Senate Elections in Georgia: A Mean Revolution – Politics

Washington will have to get used to that. He’ll have to get used to that himself. Senate Republican leader Mitch McConnell, who has been the most powerful man in Congress for years, will soon have a new title: minority leader.

If what the leading US media predicts following a long election night and the extensive counting of the votes is confirmed, the Democrats will celebrate a triumph that they did not expect – not in Georgia, in the conservative south of the USA. It is Donald Trump’s last and almost complete defeat. His party has already lost the presidency under him, as has the House of Representatives. And now the Senate.

According to unanimous projections, the Democrats will win the two seats in the Georgia by-election, breaking Republican dominance in the Senate. They break the power of Mitch McConnell.

It’s not official yet, the margins are tight, a recount is possible in one of the races. But everything points to a double victory for the Democrats, a slide to the left – and thus a new era in the USA.

Warnock would be Georgia’s first black Senate candidate

On the one hand, the party owes this victory to its candidates. 51-year-old Baptist pastor Raphael Warnock, who preaches at civil rights leader Martin Luther King’s church, would become the first black person to represent the former Confederate state of Georgia in the Senate. Warnock has never held political office but is well known in Georgia as a pastor. He is on the left wing of the Democrats. His lead over Republican incumbent Kelly Loeffler is so large that a recount seems impossible.

With Warnock’s historic election all but certain, he addressed voters in a video message and spoke regarding his 82-year-old mother, who used to pick other people’s cotton in the field. With her vote, she has now contributed to her youngest son becoming a United States Senator. “This is America,” Warnock said.

In the other by-election, filmmaker Jon Ossoff managed to win more votes than David Perdue, the second Republican incumbent. Ossoff’s lead is much narrower, but Republican observers also assume that nothing will change in the interim result. And while a mob of Trump supporters stormed the Capitol in Washington, the AP agency and the broadcasters NBC, CNN and CBS committed themselves: Ossoff will also win a Senate seat. The Democrat positions himself more at the center of the party and at 33 he would become the youngest Senator since 1973 – the year a certain Joe Biden was first sworn in.

Loeffler and Perdue, two extremely wealthy investors, had described their challengers in an aggressive campaign as left-wing extremists who would help Biden turn the USA into a socialist hell. This might have worked in previous elections. Probably not this time. Loeffler and Perdue were not good candidates. They have been under pressure since the start of the pandemic, selling off large blocks of shares before people realized just how dangerous Covid-19 really is. Their Democratic challengers never missed an opportunity to exploit these stock deals.

Trump and his talk of electoral fraud cost votes

But the Republicans’ own weakness was only one factor. The more important one was called Donald Trump. In the minds of Republican strategists, the Georgia by-election should have been a referendum on whether Biden and his Democrats would be able to rule Washington in the future or whether they would be controlled by a Republican-dominated Senate.

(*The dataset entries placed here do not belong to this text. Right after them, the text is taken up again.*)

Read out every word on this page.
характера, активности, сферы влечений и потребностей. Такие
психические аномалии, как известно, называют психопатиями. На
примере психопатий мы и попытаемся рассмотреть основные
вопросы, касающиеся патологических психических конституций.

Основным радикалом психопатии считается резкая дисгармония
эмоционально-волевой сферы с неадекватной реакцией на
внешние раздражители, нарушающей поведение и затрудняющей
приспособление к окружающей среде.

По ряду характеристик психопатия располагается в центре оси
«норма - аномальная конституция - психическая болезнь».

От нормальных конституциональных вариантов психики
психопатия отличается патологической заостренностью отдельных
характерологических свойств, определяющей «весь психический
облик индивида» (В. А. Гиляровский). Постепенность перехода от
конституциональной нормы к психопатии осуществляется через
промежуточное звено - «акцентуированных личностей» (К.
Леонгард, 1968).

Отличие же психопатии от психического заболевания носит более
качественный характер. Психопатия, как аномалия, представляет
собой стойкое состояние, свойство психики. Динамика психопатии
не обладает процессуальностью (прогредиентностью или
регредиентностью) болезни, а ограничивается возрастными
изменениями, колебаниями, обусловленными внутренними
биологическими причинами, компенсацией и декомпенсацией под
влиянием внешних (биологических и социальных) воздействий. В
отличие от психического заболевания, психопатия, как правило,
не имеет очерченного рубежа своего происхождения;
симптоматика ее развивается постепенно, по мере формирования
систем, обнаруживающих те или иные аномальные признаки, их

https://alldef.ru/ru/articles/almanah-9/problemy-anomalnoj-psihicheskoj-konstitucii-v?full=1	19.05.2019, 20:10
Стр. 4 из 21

But Trump thwarted that plan. For weeks, the president-elect has continued to steer the debate around himself by making verifiably false, increasingly bizarre allegations of voter fraud and attacking Georgia’s Republican election officials. He also urged the two senators in his party to accept at least parts of his conspiracy theories, which they readily did.

It is not yet possible to say precisely whether Trump’s talk of fraud is the reason that significantly fewer of his party supporters went to the polls on Tuesday than two months ago. But in Republican circles, Trump is already being held responsible for this. The Democrats, on the other hand, were much better at mobilizing their own voters – especially black Americans and voters in the suburbs.

For the Republicans, the foreseeable loss of the two seats is a disaster. The Senate, as the conservatives had repeatedly emphasized in recent weeks, was their last line of defense once morest Biden’s future administration – their bastion from which they would block everything from the White House to Congress. Now that bastion has fallen. Joe Biden will benefit from this. His party now has 50 seats in the chamber, as many as the Republicans. With the vote of Vice President Kamala Harris, however, the Democrats can break a stalemate, provided they keep their own faction together, which includes the two independents who have traditionally leaned towards the Democrats, including left-wing primary candidate Bernie Sanders.

But even 51 votes are not enough for the really big projects

This would mean that Biden will have no problem getting his cabinet and his candidates for the federal courts confirmed by the Senate – which makes his government work much easier. It will also allow him to implement at least parts of his agenda. A simple majority in the Senate is sufficient to spend more money on combating the economic consequences of the pandemic or to raise taxes.

On the other hand, the future president will still need the 60 votes in the Senate that are needed to pass most laws for big projects such as an infrastructure package or a climate protection program. He will therefore be dependent on the cooperation of the Republicans, which, however, will not exist for many of the Democrats’ desired projects.

Smaller compromises, on the other hand, would certainly be possible once more following years of standstill. From the point of view of the Democrats, a medium-sized miracle would have happened in Georgia – at least.